Overall, these two pan-cancer studies suggest the potential impact of fungi on host immune response and cancer progression, supporting the notion that the microbiome, including the mycobiome, is a key part of cancer biology. The findings also unveil the co-existence and close associations between fungi and bacteria. This should spur further attention to study their synergistic roles in tumors. Of note, these new findings provide potential translational implications, not only in cancer diagnosis and prognosis but also in other aspects such as drug development.

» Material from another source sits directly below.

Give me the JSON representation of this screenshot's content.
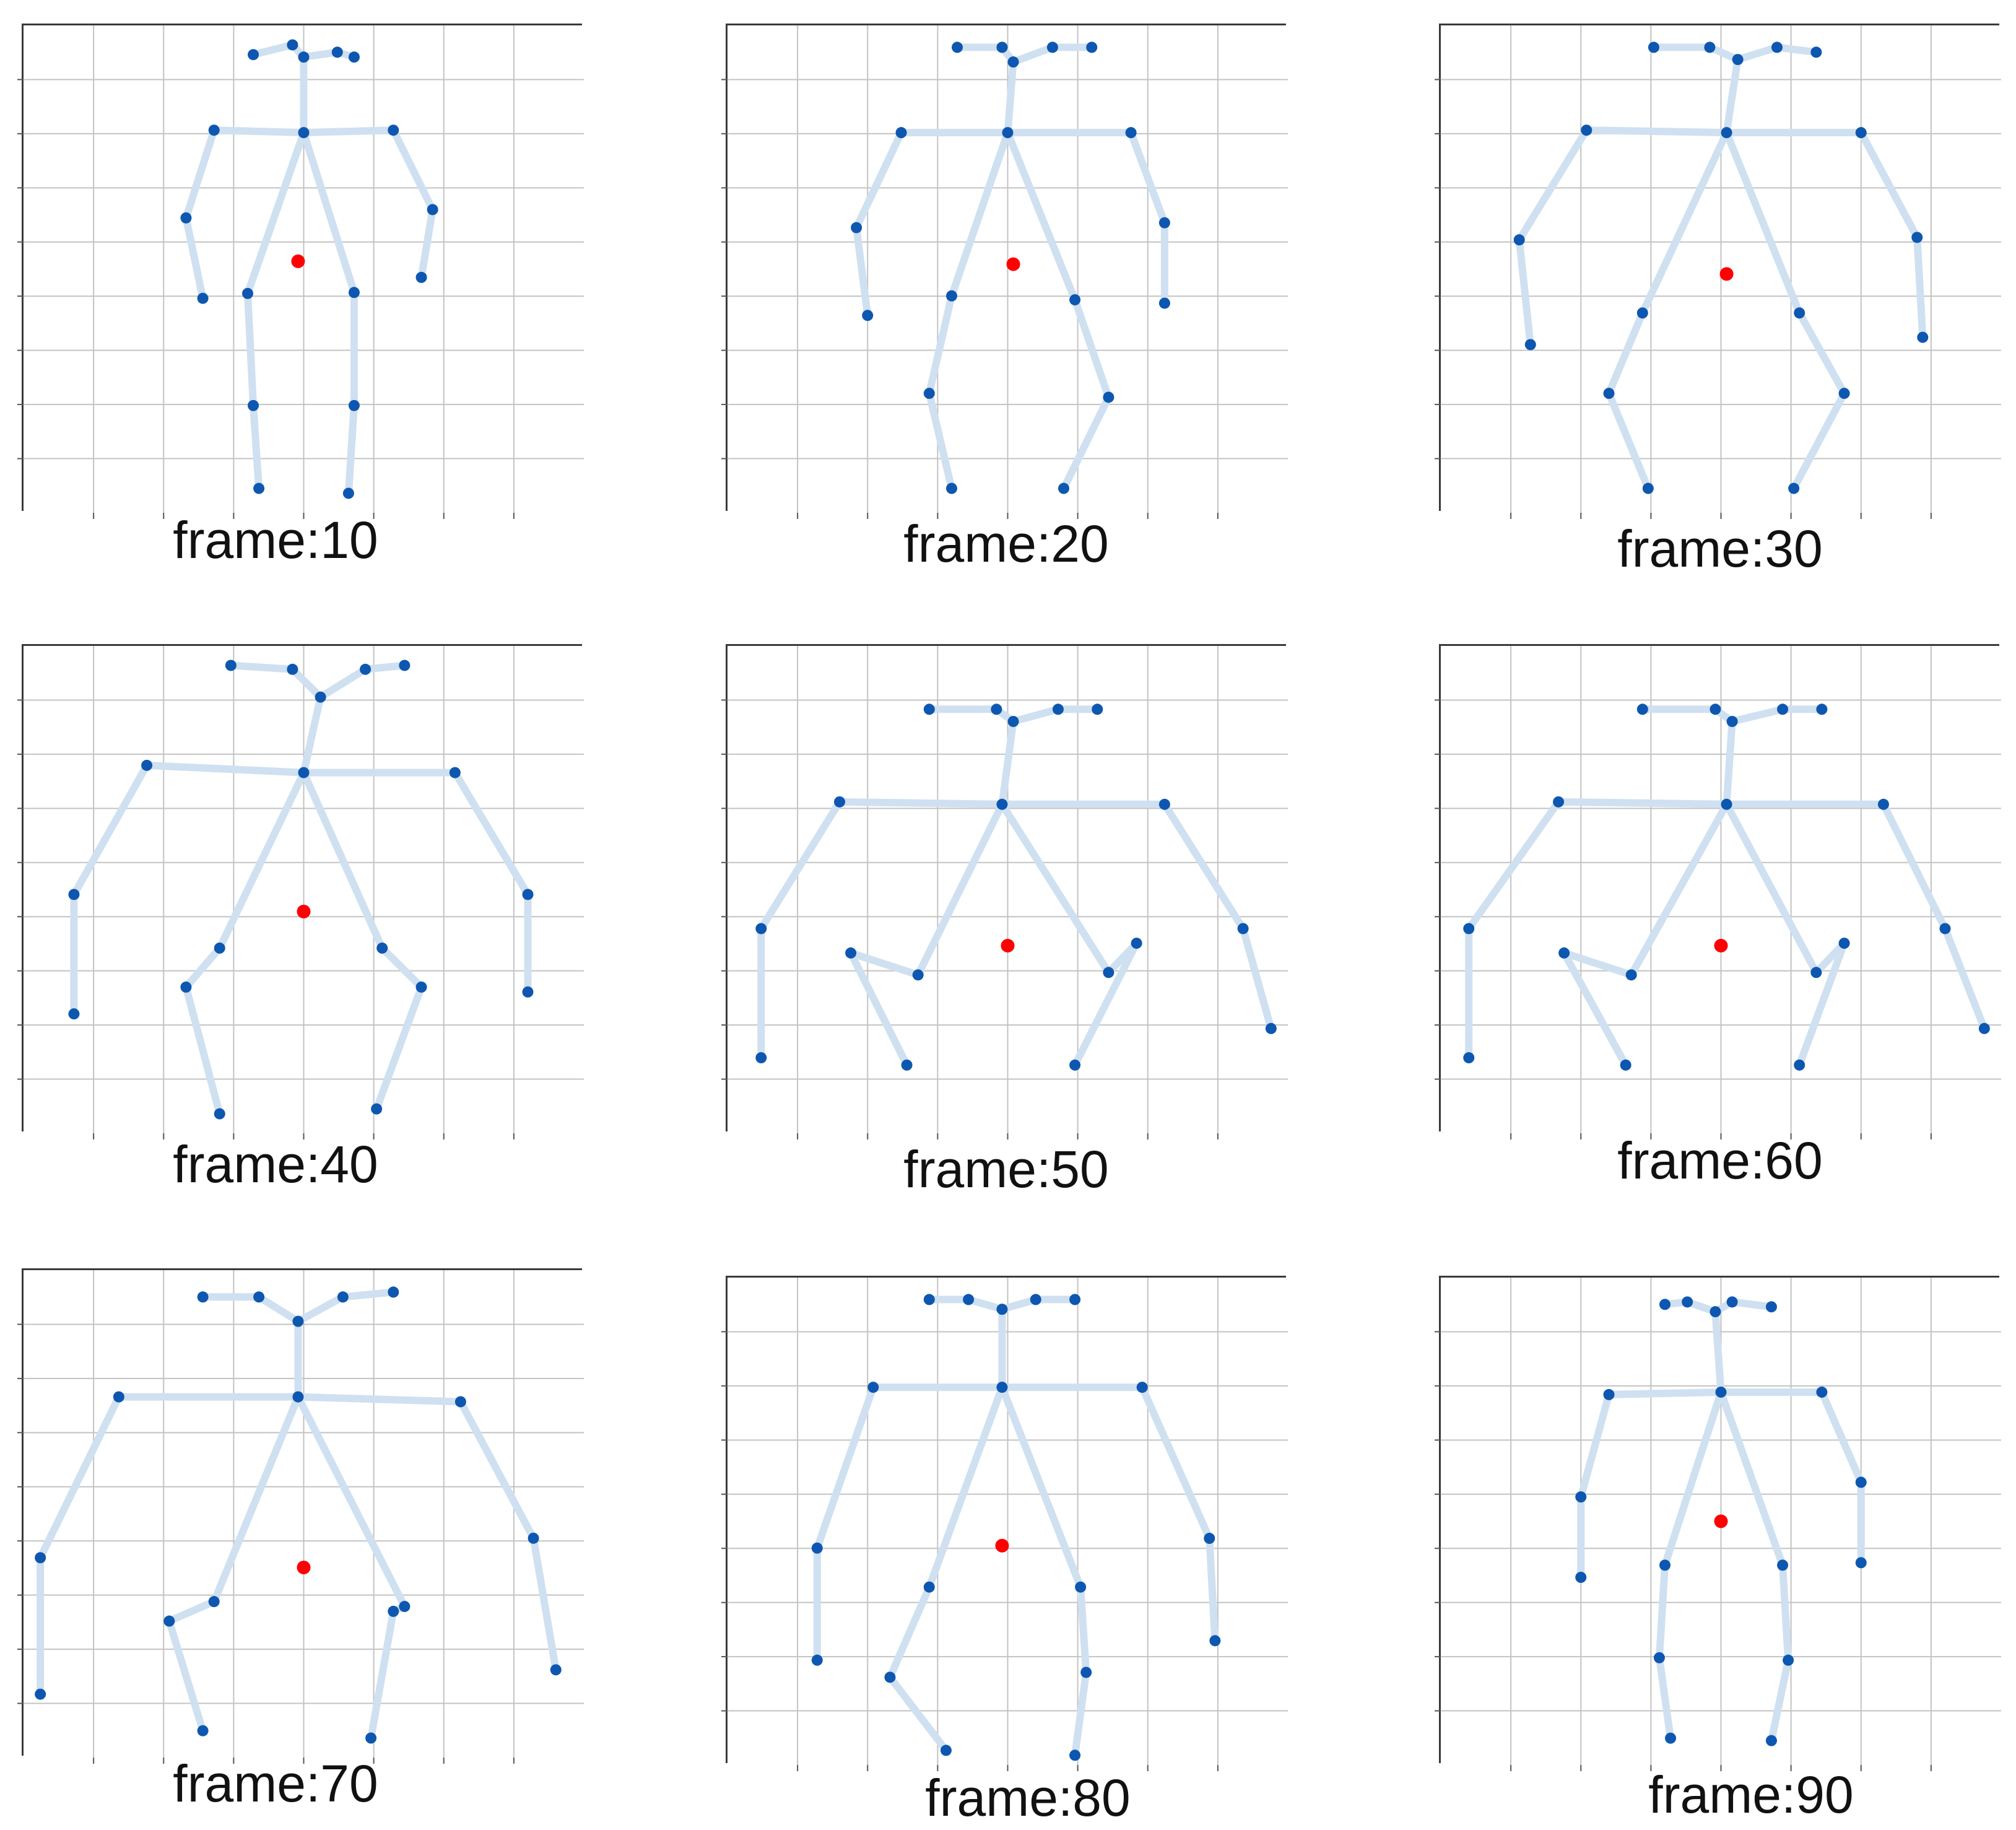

Limitations of these studies lie primarily in the sample pools, as majority of the samples the authors collected were not specifically for microbiome studies. Thus, researchers need to carefully eliminate possible contaminants and false-positive fungal DNA, and repeatable results are needed using samples obtained from a germ-free environment. While these studies provide an explicit link between cancer and fungi, more research is needed to understand the underlying mechanisms by which fungi induce inflammation and promote cancer progression. To answer these questions, researchers need to study one type of cancer at a time and use cells and animal models to examine whether fungi drive healthy cells to become cancerous. Once researchers gain a more comprehensive picture of how fungi function in cancer, they may be able to develop antimicrobial therapies or targeted pre- or probiotic therapies that benefit patients with cancer.